Challenging Costs limits in Aarhus Convention claims

March 1, 2017

The CPR rules on ‘Aarhus Convention Claims’ have just changed.  William Upton explains how the neat simplicity of the provisions have been replaced by rules that will allow for satellite litigation about costs.  Access to environmental justice has just become more uncertain.

ClientEarth, Friends of the Earth and RSPB are in the news as they have already challenged the legality of these changes, especially the provision that allows the Court to vary the cost cap or to remove it altogether. For now, we have to apply and use them. The changes are one of a number made by the Civil Procedure (Amendment) Rules 2017 (S.I. 2017 No. 95), and came into force on 28th February 2017. They are the final form of the proposed amendments that were the subject of consultation back in November 2016.

The main changes are:

  • The complete substitution of Section VII of Part 45 (ie. replacing CPR 45.41 to 45.45 in their entirety);
  • The introduction of a rule to allow for the Court of Appeal to limit the recoverable costs of an appeal in an Aarhus Convention claim, by introducing a new 19A (but which contains little detail);
  • The need for any Claimant who wants to say they are an ‘Aarhus Convention Claim’ to submit a sworn statement about their financial resources at the same time (the requirement is to file and serve with the claim form “a schedule of the claimant’s financial resources which takes into account any financial support which any person has provided or is likely to provide to the claimant and which is verified by a statement of truth). This would have to include any details about Crowd Funding;
  • In claims with multiple claimants or multiple defendants, the amounts are to apply in relation to each such claimant or defendant individually (confirming what recent High Court cases have held);
  • There may also be some debate about who is or is not a ‘member of the public’ for these purposes, as the only definition given in the new rules is to refer the reader to the Aarhus Convention itself: as “references to a member or members of the public are to be construed in accordance with the Aarhus Convention” (CPR 45.41(1)(b)).
  • The costs cap figures remain the same, although they are now set out in the rule rather than just the practice direction. The amount that can be recovered from a individual claimant of £5,000 or from other claimants of £10,000, and from Defendants of £35,000 remain the same (in CPR 45.43(2) and (3)); but …
  • The new rule 45.44 provides that the court may vary the amounts in rule 45.43, or may remove altogether the limits on the maximum costs liability of any party, in an Aarhus Convention claim.

You can see why the main complaint made by ClientEarth and others is about the last point.
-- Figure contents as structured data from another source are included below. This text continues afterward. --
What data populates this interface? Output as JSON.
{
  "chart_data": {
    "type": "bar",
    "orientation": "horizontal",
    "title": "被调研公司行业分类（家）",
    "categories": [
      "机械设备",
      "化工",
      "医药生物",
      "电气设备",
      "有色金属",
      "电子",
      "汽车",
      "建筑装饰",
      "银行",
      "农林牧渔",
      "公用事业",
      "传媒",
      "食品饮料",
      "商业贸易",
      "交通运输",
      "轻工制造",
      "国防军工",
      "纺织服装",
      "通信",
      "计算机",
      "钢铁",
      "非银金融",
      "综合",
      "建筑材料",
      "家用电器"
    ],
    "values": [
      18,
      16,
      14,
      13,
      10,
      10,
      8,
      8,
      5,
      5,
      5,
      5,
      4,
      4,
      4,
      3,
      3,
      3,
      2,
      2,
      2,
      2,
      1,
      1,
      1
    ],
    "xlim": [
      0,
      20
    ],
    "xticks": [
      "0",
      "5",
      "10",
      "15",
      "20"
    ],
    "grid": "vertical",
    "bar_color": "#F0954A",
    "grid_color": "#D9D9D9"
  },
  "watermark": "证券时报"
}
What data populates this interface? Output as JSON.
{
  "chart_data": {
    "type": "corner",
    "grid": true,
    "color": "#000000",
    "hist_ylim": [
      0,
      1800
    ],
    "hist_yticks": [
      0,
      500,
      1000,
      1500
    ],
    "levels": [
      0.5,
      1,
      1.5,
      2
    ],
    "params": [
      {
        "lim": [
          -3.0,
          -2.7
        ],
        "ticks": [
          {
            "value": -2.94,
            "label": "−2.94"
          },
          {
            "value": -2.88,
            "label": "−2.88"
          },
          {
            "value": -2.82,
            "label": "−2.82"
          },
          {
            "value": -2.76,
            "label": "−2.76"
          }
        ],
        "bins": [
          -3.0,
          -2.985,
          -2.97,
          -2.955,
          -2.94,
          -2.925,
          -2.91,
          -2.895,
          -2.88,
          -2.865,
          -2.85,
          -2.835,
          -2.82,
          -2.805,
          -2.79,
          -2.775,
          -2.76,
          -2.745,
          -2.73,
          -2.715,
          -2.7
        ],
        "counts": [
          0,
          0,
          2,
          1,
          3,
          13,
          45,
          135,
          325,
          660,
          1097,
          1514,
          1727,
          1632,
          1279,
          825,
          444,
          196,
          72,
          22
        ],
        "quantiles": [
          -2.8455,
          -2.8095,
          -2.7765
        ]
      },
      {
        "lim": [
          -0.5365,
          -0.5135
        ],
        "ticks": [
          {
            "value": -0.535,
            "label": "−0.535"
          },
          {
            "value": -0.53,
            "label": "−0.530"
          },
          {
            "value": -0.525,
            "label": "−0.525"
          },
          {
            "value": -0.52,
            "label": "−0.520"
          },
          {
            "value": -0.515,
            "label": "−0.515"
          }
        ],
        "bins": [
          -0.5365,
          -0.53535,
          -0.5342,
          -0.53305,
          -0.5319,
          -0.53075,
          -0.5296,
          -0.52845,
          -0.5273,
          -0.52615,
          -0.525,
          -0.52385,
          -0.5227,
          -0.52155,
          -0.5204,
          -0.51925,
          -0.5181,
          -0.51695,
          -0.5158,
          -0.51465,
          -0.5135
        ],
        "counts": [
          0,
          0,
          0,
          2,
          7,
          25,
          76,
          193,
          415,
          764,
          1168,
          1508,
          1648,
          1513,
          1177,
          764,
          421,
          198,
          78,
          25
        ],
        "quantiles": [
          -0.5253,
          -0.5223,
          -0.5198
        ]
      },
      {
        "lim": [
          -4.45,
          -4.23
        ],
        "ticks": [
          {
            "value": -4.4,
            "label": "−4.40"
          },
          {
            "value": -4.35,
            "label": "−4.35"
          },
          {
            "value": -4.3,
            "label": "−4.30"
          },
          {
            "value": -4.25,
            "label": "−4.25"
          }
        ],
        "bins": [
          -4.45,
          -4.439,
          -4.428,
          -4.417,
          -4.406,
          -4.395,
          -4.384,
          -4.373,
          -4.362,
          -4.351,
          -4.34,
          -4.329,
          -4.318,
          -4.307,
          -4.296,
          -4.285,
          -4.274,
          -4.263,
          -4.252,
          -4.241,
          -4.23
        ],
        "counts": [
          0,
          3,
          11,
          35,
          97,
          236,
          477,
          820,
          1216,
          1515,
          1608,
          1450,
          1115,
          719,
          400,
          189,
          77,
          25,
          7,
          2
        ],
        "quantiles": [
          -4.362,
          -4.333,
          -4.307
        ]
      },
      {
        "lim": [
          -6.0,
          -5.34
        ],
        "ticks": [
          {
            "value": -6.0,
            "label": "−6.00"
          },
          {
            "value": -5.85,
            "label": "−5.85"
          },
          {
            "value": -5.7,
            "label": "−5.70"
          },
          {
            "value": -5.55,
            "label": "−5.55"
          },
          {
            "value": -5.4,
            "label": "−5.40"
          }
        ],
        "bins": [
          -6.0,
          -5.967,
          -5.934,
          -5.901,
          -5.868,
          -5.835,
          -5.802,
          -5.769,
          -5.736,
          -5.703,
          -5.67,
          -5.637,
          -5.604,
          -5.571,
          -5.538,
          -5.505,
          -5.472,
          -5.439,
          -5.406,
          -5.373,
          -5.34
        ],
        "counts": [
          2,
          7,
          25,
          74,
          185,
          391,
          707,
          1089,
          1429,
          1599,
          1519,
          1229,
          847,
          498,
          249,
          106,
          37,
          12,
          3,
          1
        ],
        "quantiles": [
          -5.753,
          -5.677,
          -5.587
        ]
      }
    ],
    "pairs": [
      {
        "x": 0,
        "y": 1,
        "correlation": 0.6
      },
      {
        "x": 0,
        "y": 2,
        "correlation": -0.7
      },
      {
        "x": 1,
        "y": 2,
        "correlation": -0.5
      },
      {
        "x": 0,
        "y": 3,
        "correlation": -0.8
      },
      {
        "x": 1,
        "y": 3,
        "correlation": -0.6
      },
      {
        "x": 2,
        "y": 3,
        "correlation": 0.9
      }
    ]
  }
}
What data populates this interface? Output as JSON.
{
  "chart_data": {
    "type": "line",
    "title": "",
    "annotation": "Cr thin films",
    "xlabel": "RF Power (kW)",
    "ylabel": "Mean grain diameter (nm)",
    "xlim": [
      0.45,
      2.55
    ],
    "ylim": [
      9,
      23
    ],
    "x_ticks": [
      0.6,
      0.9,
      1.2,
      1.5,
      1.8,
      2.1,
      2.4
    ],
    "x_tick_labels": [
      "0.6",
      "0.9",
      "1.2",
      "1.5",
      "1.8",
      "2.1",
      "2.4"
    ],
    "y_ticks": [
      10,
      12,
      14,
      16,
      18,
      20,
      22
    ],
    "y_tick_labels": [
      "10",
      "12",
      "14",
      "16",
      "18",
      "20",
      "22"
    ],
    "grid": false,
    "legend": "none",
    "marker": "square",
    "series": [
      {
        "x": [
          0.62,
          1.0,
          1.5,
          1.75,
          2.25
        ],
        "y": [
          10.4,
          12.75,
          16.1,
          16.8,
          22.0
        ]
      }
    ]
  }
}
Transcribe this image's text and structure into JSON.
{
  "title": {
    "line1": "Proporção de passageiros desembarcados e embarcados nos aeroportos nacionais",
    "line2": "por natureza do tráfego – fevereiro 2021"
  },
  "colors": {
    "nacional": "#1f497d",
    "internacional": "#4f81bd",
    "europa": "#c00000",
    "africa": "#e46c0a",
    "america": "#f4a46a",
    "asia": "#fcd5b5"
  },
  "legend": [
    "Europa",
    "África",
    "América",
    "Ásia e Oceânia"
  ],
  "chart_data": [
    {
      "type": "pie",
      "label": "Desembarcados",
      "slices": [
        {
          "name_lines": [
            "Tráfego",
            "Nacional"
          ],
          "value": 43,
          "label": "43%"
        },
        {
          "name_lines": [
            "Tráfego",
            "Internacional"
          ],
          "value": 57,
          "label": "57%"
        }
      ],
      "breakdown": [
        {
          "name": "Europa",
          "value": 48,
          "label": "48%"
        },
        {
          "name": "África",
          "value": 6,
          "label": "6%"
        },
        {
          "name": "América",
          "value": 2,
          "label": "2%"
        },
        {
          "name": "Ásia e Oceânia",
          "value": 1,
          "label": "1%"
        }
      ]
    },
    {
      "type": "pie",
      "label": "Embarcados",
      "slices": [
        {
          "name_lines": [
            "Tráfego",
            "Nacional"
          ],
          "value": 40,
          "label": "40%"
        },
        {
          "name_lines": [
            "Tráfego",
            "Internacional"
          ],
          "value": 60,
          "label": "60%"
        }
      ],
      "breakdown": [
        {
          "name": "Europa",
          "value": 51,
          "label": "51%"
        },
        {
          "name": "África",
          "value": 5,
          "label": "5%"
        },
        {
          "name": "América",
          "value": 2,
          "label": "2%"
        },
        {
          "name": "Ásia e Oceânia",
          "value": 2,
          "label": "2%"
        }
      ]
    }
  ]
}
The Court now has the power to vary or remove the cap (under 45.44(2)) if it is satisfied that—

(a) to do so would not make the costs of the proceedings prohibitively expensive for the claimant; and

(b)  in the case of a variation which would reduce a claimant’s maximum costs liability or increase that of a defendant, without the variation the costs of the proceedings would be prohibitively expensive for the claimant.


Whilst point (b) will help the Claimant to argue for different limits, the main use of this new rule is likely to be by Defendants to argue under CPR 45.44(2)(a) that the normal costs rules should be applied and that they will not be prohibitively expensive for the Claimant. When asked to consider using this power, the court will look at the following points:

(3) Proceedings are to be considered prohibitively expensive for the purpose of this rule if their likely costs (including any court fees which are payable by the claimant) either—

(a) exceed the financial resources of the claimant; or

(b) are objectively unreasonable having regard to—

(i) the situation of the parties;

(ii) whether the claimant has a reasonable prospect of success;

(iii) the importance of what is at stake for the claimant;

(iv) the importance of what is at stake for the environment;

(v) the complexity of the relevant law and procedure; and

(vi) whether the claim is frivolous.


We can only hope that the High Court gives some better guidance about how these costs rules are to be applied soon.


  • the full title of the Aarhus Convention is the UNECE Convention on Access to Information Public Participation in Decision-Making and Access to Justice in Environmental Matters done at Aarhus, Denmark on 25 June 1998. As an UN document, it is not directly affected by Brexit.  The European Directives that implement its provisions in EU law would be.
  • These rules cover judicial review claims and statutory challenges “within the scope of” Article 9(1), 9(2) and 9(3) of the Aarhus Convention – covering information requests, public participation rights and national laws relating to the environment. They also cover s.289 cases (challenges to appeal decision on planning enforcement notices), but there is no extension of the rules to s.288 claims (despite what was said by the court in Venn v Secretary of State for Communities and Local Government [2014] EWCA Civ 1539).  Nor has there been any extension of the rules to private nuisance.